O Labirinto da
Saudade
Eduardo Lourenço
Capa: Armindo Lopes
Gradiva, Lisboa, Dezembro de 2020
Se um ensaísta é um experimentador do possível, Sérgio não foi no pleno sentido do termo um autêntico ensaísta. De algum modo, o seu reino foi o do impossível que ele soube apresentar como o possível, por essa passagem quase fatal que liga o ser ao dever ser. Sérgio foi um utopista. Não o dizemos nem para o censurar, nem para nos dessolidarizarmos imaginariamente dele. Sob a nossa pluma é o supremo elogio. Ao realismo da aceitação do inaceitável preferiremos sempre a luta pelo ainda não possível e até pelo impossível. O mais profundo sentido do idealismo de Sérgio vive desta inspiração e por isso deve e merece viver em nós e integrar-se na linha de cumes que ele idealizou mas sem os quais a nossa marcha não tem sentido. O nosso urgente dever continua sendo o de pensar com o máximo de claridade e na suposição de que se a Razão não move o mundo deve movê-lo.
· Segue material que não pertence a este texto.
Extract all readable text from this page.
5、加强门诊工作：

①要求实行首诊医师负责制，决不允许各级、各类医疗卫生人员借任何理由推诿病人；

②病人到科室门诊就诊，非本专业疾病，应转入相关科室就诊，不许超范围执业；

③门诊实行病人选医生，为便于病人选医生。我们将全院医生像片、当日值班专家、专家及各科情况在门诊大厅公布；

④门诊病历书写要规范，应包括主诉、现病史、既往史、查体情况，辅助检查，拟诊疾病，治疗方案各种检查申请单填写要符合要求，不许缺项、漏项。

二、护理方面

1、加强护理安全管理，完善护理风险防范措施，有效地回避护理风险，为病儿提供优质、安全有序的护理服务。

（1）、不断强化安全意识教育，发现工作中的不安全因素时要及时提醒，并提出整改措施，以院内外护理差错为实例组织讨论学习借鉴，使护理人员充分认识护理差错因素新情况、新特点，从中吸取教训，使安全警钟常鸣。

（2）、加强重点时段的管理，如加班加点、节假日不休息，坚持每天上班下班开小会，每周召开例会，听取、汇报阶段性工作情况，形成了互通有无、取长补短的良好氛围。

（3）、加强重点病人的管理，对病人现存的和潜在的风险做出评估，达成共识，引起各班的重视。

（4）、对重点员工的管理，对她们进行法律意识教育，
Mas desse dever faz parte pensar essencialmente o que se opõe na realidade e em nós mesmos a esse apetite insanável de transparência. Não basta nomear o irracional para o vencer, nem sequer em sonho. A sua função é converter-se em pesadelo. Necessária, a ilusão idealista não deixa de ser uma ilusão e, sob o plano da História, uma maneira subtil de ser vencido pelo que imaginávamos vencer pensando-o. A História foi e é ainda cabeça de Medusa. Só cortando-a, aboliremos (acaso) a sua horrível fascinação. Sérgio acreditou heroicamente que bastava olhá-la de frente e desmontar o seu mecanismo. O seu próprio exemplo nos ensina a modéstia. O pensamento não se pensa senão para chegar a pensar-se. Com uma lentidão e uma dificuldade extrema, que o seu destino é sopesar e sublevar num mundo que já está aí, nos excede e não nos basta.